Response to the British Council Language Trends Survey

27 Jun 2018

The British Academy has today responded to the publication of the British Council’s Language Trends Survey 2018.

The Survey is an annual research exercise charting the health of language teaching and learning in state and independent schools in England. Approximately 1470 primary and secondary schools across the country completed the online survey this year.

The report reveals a widening gap in young people’s access to foreign languages provision at school according to their socio-economic background.

The survey found that schools with higher proportions of pupils eligible for free school meals were three times more likely to have low participation in GCSE languages than schools located in more privileged areas.

In addition, the number of students studying French and German continues to decline. The British Academy reiterated its warning that despite a rise in the take up of Spanish and of smaller-entry languages, the English Baccalaureate has not yet contributed to halting the worrying overall trend, with only one pupil in two sitting a modern language at GCSE.

Uptake of French and German at GCSE and A level has continued to fall this year, reaching new lows of 8,300 and 3,300 entries respectively at A level.

Professor Neil Kenny FBA, Lead Fellow for languages at the British Academy, said:

“It is clearly alarming that over the past two decades, fewer and fewer students have chosen to learn a modern language at GCSE and A Level.

“The results published today demonstrate once more that the Government’s decision to make languages optional at Key Stage 4 from 2004 was unfortunate.

“The English Baccalaureate was intended to get almost everyone to do at least one language other than English at GCSE, but it is clearly not having that effect, with many schools prioritizing other accountability measures instead (Progress 8).  

“While the recent incorporation of language-learning into primary education (from age 7) is welcome, the report also shows that the transition from primary to secondary is in many cases not yet working well.

“The study of languages, which is more important than ever with Brexit, is the gateway through which young people can develop the communication skills and the cultural understanding that they will need in the future.

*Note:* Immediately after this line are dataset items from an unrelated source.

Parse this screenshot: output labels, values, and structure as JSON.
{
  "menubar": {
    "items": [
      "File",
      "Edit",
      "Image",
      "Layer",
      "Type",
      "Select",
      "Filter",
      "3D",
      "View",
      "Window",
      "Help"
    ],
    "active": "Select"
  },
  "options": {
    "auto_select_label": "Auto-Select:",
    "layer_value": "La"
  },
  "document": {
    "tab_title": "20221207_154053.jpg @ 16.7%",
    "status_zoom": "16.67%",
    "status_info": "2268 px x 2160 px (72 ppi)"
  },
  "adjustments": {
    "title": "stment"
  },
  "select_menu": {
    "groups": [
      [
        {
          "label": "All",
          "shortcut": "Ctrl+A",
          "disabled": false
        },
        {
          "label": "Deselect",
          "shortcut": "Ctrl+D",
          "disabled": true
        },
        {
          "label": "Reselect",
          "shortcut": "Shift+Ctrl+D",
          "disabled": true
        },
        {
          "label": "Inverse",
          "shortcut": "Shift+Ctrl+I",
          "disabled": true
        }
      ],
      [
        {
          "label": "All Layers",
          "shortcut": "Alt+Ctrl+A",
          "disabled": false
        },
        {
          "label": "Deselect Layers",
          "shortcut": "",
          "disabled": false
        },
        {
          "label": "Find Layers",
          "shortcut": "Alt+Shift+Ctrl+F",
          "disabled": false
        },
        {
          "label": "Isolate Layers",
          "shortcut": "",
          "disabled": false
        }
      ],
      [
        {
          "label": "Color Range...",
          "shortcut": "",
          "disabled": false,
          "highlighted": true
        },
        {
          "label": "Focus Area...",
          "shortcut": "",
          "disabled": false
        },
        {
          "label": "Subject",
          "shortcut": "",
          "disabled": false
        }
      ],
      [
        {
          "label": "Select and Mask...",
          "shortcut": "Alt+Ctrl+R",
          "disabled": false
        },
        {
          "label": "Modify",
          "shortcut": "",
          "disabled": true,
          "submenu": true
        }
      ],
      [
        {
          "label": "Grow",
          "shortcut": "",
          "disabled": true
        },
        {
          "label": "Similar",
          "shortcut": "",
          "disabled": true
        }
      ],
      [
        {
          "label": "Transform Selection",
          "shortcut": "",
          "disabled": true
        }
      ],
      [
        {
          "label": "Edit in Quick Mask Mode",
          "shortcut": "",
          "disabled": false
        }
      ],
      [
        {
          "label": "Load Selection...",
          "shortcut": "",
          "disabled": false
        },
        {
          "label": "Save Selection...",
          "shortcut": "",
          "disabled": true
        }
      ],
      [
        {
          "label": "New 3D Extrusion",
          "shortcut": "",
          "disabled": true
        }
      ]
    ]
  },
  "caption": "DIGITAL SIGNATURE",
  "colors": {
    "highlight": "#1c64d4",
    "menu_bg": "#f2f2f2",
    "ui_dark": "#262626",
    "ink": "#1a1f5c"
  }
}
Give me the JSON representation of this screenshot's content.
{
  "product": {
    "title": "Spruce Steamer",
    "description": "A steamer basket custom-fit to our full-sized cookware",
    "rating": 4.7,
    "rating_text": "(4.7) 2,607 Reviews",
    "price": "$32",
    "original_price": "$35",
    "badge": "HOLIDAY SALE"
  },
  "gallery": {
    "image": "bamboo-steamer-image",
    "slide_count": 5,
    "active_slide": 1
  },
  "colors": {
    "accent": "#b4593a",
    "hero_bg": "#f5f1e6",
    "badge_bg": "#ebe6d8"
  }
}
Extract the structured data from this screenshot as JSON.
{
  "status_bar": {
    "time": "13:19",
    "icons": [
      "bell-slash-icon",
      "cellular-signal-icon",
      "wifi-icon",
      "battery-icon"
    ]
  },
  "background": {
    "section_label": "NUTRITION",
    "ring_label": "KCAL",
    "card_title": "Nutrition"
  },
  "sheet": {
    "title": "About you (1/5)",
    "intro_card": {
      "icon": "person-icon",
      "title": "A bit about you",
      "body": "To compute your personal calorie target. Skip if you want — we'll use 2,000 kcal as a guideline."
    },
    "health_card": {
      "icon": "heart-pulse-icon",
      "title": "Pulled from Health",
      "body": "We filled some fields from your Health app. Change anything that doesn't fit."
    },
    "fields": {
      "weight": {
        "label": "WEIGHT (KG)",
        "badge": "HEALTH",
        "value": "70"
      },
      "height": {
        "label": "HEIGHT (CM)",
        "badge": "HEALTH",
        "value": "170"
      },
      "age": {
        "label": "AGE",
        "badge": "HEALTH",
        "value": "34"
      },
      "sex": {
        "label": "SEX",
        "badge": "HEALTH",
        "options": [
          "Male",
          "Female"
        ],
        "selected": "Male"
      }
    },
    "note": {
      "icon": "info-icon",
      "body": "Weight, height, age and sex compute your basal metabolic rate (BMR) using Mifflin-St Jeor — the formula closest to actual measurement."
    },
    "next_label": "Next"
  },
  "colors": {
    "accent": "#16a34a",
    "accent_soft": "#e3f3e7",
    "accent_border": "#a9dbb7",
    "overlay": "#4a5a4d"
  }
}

“Employer surveys regularly find that young people will need not only to be able to speak other languages in the future, but also will need a mindset of cultural agility, enabling them to be flexible, adaptable, mobile, and sensitive to difference in an increasingly interconnected world.

“Every young person in this country should have the opportunity to access a high-quality learning experience of modern languages, regardless of the type of school he or she goes to.

“The report shows a growing divide between the linguistic haves and have-nots. Academic high-achievers and those from affluent backgrounds are much more likely to be studying languages at school. Modern languages should be for everyone. We must do more to help schools prioritise them.”